(Bloomberg) -- Brazil’s central bank cannot sustain its current campaign to combat currency volatility until general elections in October, according to a central bank official familiar with the board’s thinking.
Maintaining the pace of currency swaps sales would mean the stock would exceed the amount Brazil has in international reserves, the person said. The central bank remains willing to intervene with international reserves if necessary, said the person, who requested to remain anonymous.
The real reversed gains and fell 0.6 percent after the story was published.
"The Central Bank does not recognize ‘off-the-record’ statements, especially by supposedly ‘high-ranking central bank sources’," the central bank’s press office said by e-mail.
Brazil’s central bank, led by its President Ilan Goldfajn, has offered $26 billion dollars worth of foreign-exchange swaps in just over a week in an effort to reduce the currency’s volatility. The real, which has fallen by about 12 percent this year, is reacting to both an emerging market selloff that’s prompted policy maker action from Argentina to Indonesia, as well as prospects of a weaker-than-expected domestic recovery and uncertainty surrounding presidential elections.

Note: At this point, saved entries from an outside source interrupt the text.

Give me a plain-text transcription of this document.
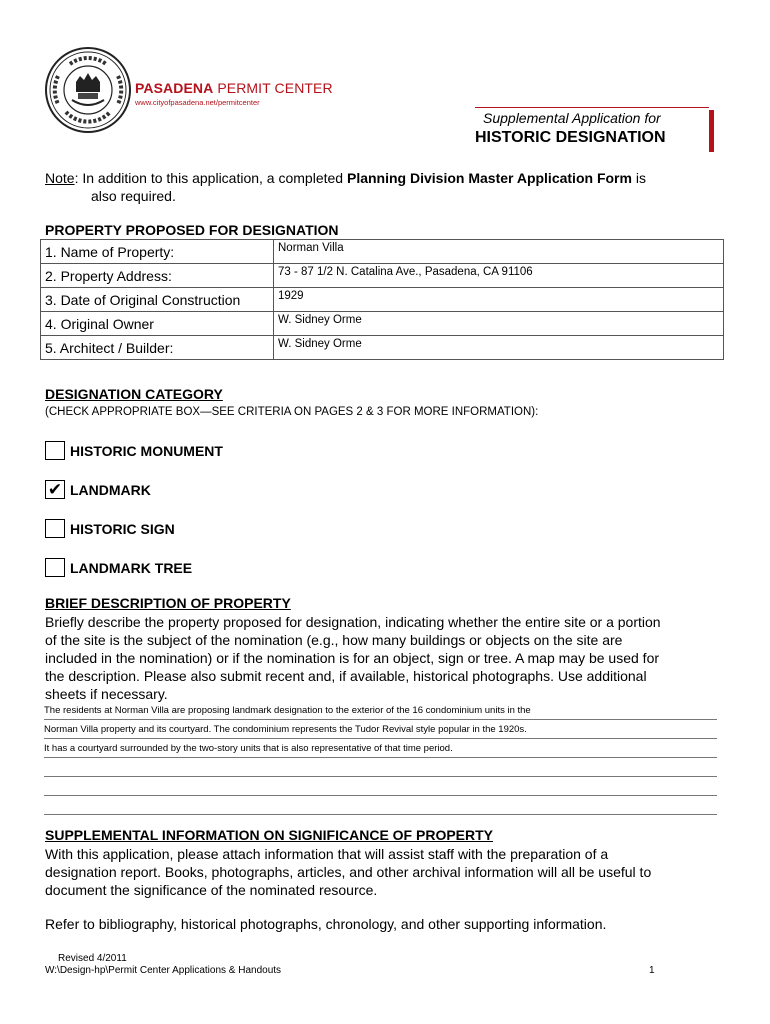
PASADENA PERMIT CENTER
www.cityofpasadena.net/permitcenter
Supplemental Application for
HISTORIC DESIGNATION
Note: In addition to this application, a completed Planning Division Master Application Form is
also required.
PROPERTY PROPOSED FOR DESIGNATION
1. Name of Property:	Norman Villa
2. Property Address:	73 - 87 1/2 N. Catalina Ave., Pasadena, CA 91106
3. Date of Original Construction	1929
4. Original Owner	W. Sidney Orme
5. Architect / Builder:	W. Sidney Orme
DESIGNATION CATEGORY
(CHECK APPROPRIATE BOX—SEE CRITERIA ON PAGES 2 & 3 FOR MORE INFORMATION):
HISTORIC MONUMENT
✔ LANDMARK
HISTORIC SIGN
LANDMARK TREE
BRIEF DESCRIPTION OF PROPERTY
Briefly describe the property proposed for designation, indicating whether the entire site or a portion
of the site is the subject of the nomination (e.g., how many buildings or objects on the site are
included in the nomination) or if the nomination is for an object, sign or tree. A map may be used for
the description. Please also submit recent and, if available, historical photographs. Use additional
sheets if necessary.
The residents at Norman Villa are proposing landmark designation to the exterior of the 16 condominium units in the
Norman Villa property and its courtyard. The condominium represents the Tudor Revival style popular in the 1920s.
It has a courtyard surrounded by the two-story units that is also representative of that time period.
SUPPLEMENTAL INFORMATION ON SIGNIFICANCE OF PROPERTY
With this application, please attach information that will assist staff with the preparation of a
designation report. Books, photographs, articles, and other archival information will all be useful to
document the significance of the nominated resource.
Refer to bibliography, historical photographs, chronology, and other supporting information.
Revised 4/2011
W:\Design-hp\Permit Center Applications & Handouts	1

“Resorting to FX intervention via reserves is a rather extreme move, given the long and successful use of swaps,” said Alvise Marino a foreign-exchange strategist at Credit Suisse (SIX:CSGN) in New York. “The risk is that if the swap program were to prove insufficient to stop the currency from weakening further, the ability to announce another large increase in swap intervention would be limited by the already poor fiscal outlook.”

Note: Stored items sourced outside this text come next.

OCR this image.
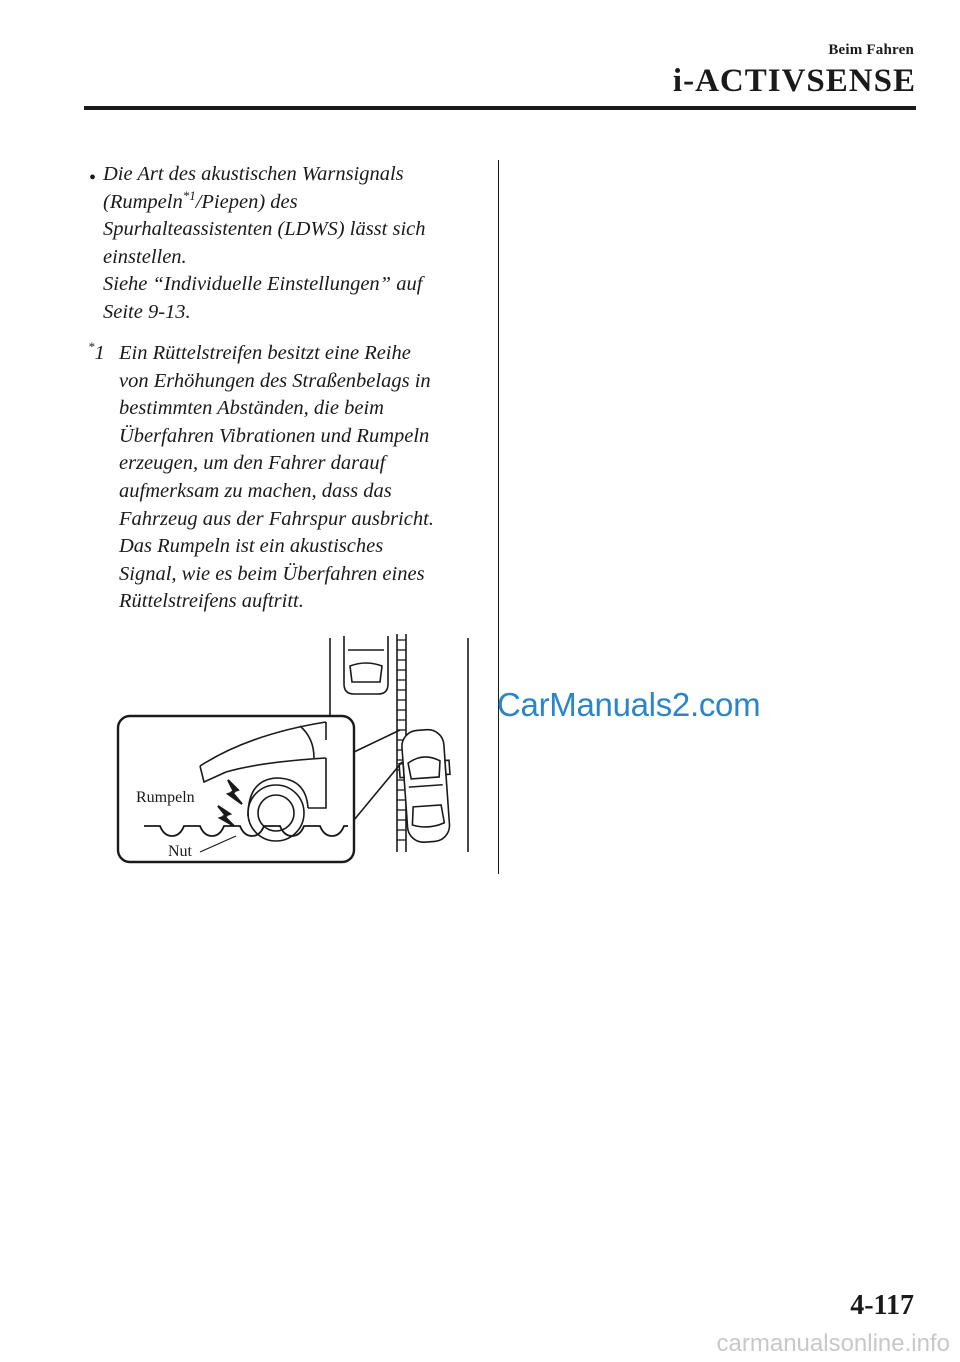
Beim Fahren
i-ACTIVSENSE
• Die Art des akustischen Warnsignals
(Rumpeln$^{*1}$/Piepen) des
Spurhalteassistenten (LDWS) lässt sich
einstellen.
Siehe “Individuelle Einstellungen” auf
Seite 9-13.
*1 Ein Rüttelstreifen besitzt eine Reihe
von Erhöhungen des Straßenbelags in
bestimmten Abständen, die beim
Überfahren Vibrationen und Rumpeln
erzeugen, um den Fahrer darauf
aufmerksam zu machen, dass das
Fahrzeug aus der Fahrspur ausbricht.
Das Rumpeln ist ein akustisches
Signal, wie es beim Überfahren eines
Rüttelstreifens auftritt.
Rumpeln
Nut
CarManuals2.com
4-117
carmanualsonline.info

Swap sales in the last two weeks have had the desired effect in reducing volatility, but the central bank is still concerned over market reactions to the elections, the official said. The monetary authority sees an 11-day trucker strike as having exacerbated financial market volatility.
The central bank said in a June 14 statement that there’s no obstacle for outstanding currency swaps to "considerably" exceed amounts seen in the past. Finance Minister Eduardo Guardia reiterated on Monday that Brazil has tools to act in currency and interest rate futures markets.

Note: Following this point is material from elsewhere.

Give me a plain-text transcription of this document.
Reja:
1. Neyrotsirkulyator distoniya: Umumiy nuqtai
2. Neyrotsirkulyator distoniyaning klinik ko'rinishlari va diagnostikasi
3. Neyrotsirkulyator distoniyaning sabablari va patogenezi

While the swaps don’t change the supply of physical dollars in the country, they support the real by meeting demand from investors who want to hedge against the risk of the decline in the Brazilian currency. They also boost onshore dollar loan rates, encouraging commercial banks to bring greenbacks into Brazil to profit from the higher local rates.
(Updates with currency move in third paragraph, analyst comment in sixth.)